I’d like to underline Ward Armstrong’s comments about how we in Virginia have been fooled about the state budget that was passed early this year . Since we are in an economic recovery that will be slow at best, the next Virginia biennial budget will start with very serious problems, in part because of decisions made last January when the legislature borrowed from the future to avoid looking at new revenue sources or ways to cut the budget other than what it only too readily did – slashing social services to the poorest and sickest Virginians.
The budget cycle we are now in has an obligation for ten years into the future to repay the Virginia Retirement System (VRS) $620 million borrowed to help “balance” the budget, plus interest. In order to repay that, starting in 2013 the state will have to come up with about $74 million over and above its regular payment into VRS, according to Finance Secretary Richard D. Brown. That doesn’t include the underpayments to VRS that have been going on for years.

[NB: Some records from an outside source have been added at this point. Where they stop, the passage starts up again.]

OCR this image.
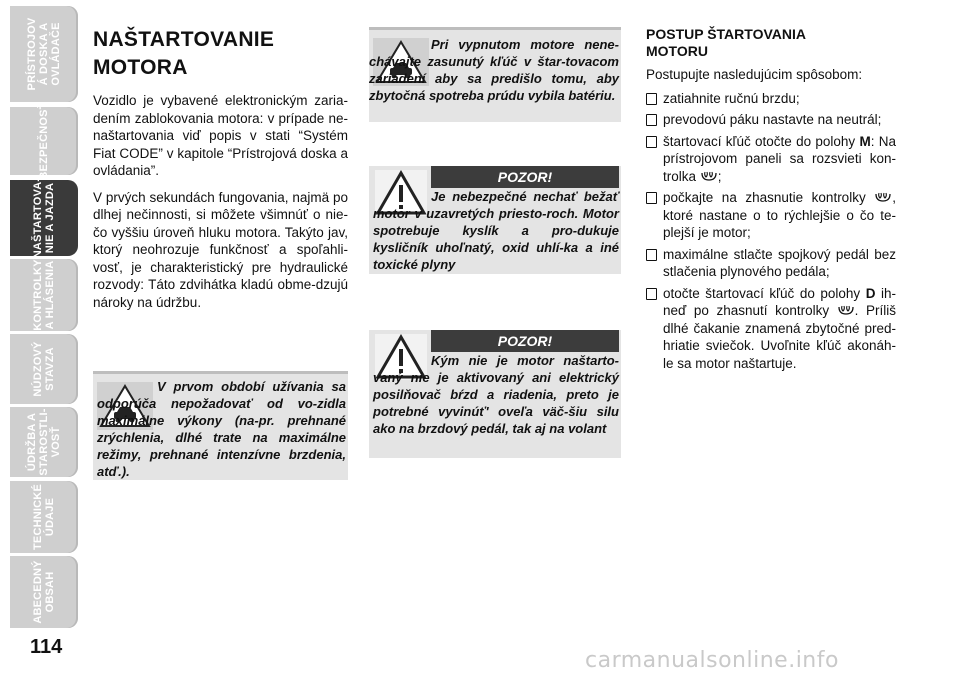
PRÍSTROJOV
Á DOSKA A
OVLÁDAČE
BEZPEČNOSŤ
NAŠTARTOVA-
NIE A JAZDA
KONTROLKY
A HLÁSENIA
NÚDZOVÝ
STAVZA
ÚDRŽBA A
STAROSTLI-
VOSŤ
TECHNICKÉ
ÚDAJE
ABECEDNÝ
OBSAH
114
NAŠTARTOVANIE
MOTORA

Vozidlo je vybavené elektronickým zaria-dením zablokovania motora: v prípade ne-naštartovania viď popis v stati “Systém Fiat CODE” v kapitole “Prístrojová doska a ovládania”.

V prvých sekundách fungovania, najmä po dlhej nečinnosti, si môžete všimnúť o nie-čo vyššiu úroveň hluku motora. Takýto jav, ktorý neohrozuje funkčnosť a spoľahli-vosť, je charakteristický pre hydraulické rozvody: Táto zdvihátka kladú obme-dzujú nároky na údržbu.

V prvom období užívania sa odporúča nepožadovať od vo-zidla maximálne výkony (na-pr. prehnané zrýchlenia, dlhé trate na maximálne režimy, prehnané intenzívne brzdenia, atď.).
Pri vypnutom motore nene-chávajte zasunutý kľúč v štar-tovacom zariadení aby sa predišlo tomu, aby zbytočná spotreba prúdu vybila batériu.
POZOR!
Je nebezpečné nechať bežať motor v uzavretých priesto-roch. Motor spotrebuje kyslík a pro-dukuje kysličník uhoľnatý, oxid uhlí-ka a iné toxické plyny
POZOR!
Kým nie je motor naštarto-vaný nie je aktivovaný ani elektrický posilňovač bŕzd a riadenia, preto je potrebné vyvinúť' oveľa väč-šiu silu ako na brzdový pedál, tak aj na volant
POSTUP ŠTARTOVANIA
MOTORU

Postupujte nasledujúcim spôsobom:

zatiahnite ručnú brzdu;
prevodovú páku nastavte na neutrál;
štartovací kľúč otočte do polohy M: Na prístrojovom paneli sa rozsvieti kon-trolka ;
počkajte na zhasnutie kontrolky , ktoré nastane o to rýchlejšie o čo te-plejší je motor;
maximálne stlačte spojkový pedál bez stlačenia plynového pedála;
otočte štartovací kľúč do polohy D ih-neď po zhasnutí kontrolky . Príliš dlhé čakanie znamená zbytočné pred-hriatie sviečok. Uvoľnite kľúč akonáh-le sa motor naštartuje.
carmanualsonline.info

In the budget legislators also forced retailers to pre-pay sales taxes a month early, thus using that revenue to “balance” the budget. The same gimmick will be used next June to balance the budget we are now in. But, the legislature inserted into the budget an amendment Bob McDonnell wanted, one that will end that sort of practice, but only after McDonnell leaves office. Isn’t that convenient?
When McDonnell reported his phony $403 million budget “surplus,” I was disgusted. Republican Del. Ben Cline (R-Rockbridge) got it right when he told the Washington Post, “Before we rush to spend any surplus, we should first put our fiscal house in order. These creative accounting maneuvers may have helped to technically balance the budget, but they have frustrated taxpayers and slowed business growth in the commonwealth.”
The Virginia Municipal League also recently complained about other ways the state pretended to have a “balanced budget.”
In the last legislative session, the General Assembly and governor agreed to a budget package that diverted, skipped or suspended state contributions made on behalf of state employees and teachers for retirement, life insurance, health care credits, and sickness and disability programs. These actions cut state spending by $849.9 million for the biennium. These actions also have consequences for localities. Earlier in the year the VRS Board had approved employer retirement [payment] rates for teachers of almost 13 percent. The “savings” resulting from the legislature’s actions reduced the rates to less than 4 percent, but they are short-lived. By the time VRS calculates the next round of new employer rates, some localities may be wistfully nostalgic for the 13 percent rate.
In other words, the General Assembly didn’t just push state pension obligations into the future. It forced localities to do the same thing. In addition to that, cities, counties and regional jails were forced by the budget to pay back a portion of the state dollars they were given to provide services. Or, as the VML put it, “It’s like someone agreeing to pay you $100 to perform a service on their behalf, but then demanding $5 back because he really couldn’t afford the true cost [but] didn’t want to forego the service.”
I won’t even get into the headaches Virginia will face in the future if the Republicans in the U.S. House of Representatives actually do substantially cut discretionary funds in the federal budget. (I personally believe they won’t because of the uproar that would follow.)
According to Eileen Norcross of George Mason University, since the 1980s, the number of federal grants to state and local governments has grown by 87.5 percent. In the federal fiscal year that ended last month, federal grants represented one-third of state budgets, much of that the stimulus money that GOPers said they hated while they pocketed the cash.
The stimulus dollars run out by the end of 2011. What then? My guess is that the Republicans don’t have a clue. They are trapped inside a political mantra that insists that cutting taxes somehow produces equal or greater revenue, all the while not daring to slash programs that they know the public wants and will punish them politically for cutting. Their whole philosophy is built upon fiscal lies and snake oil.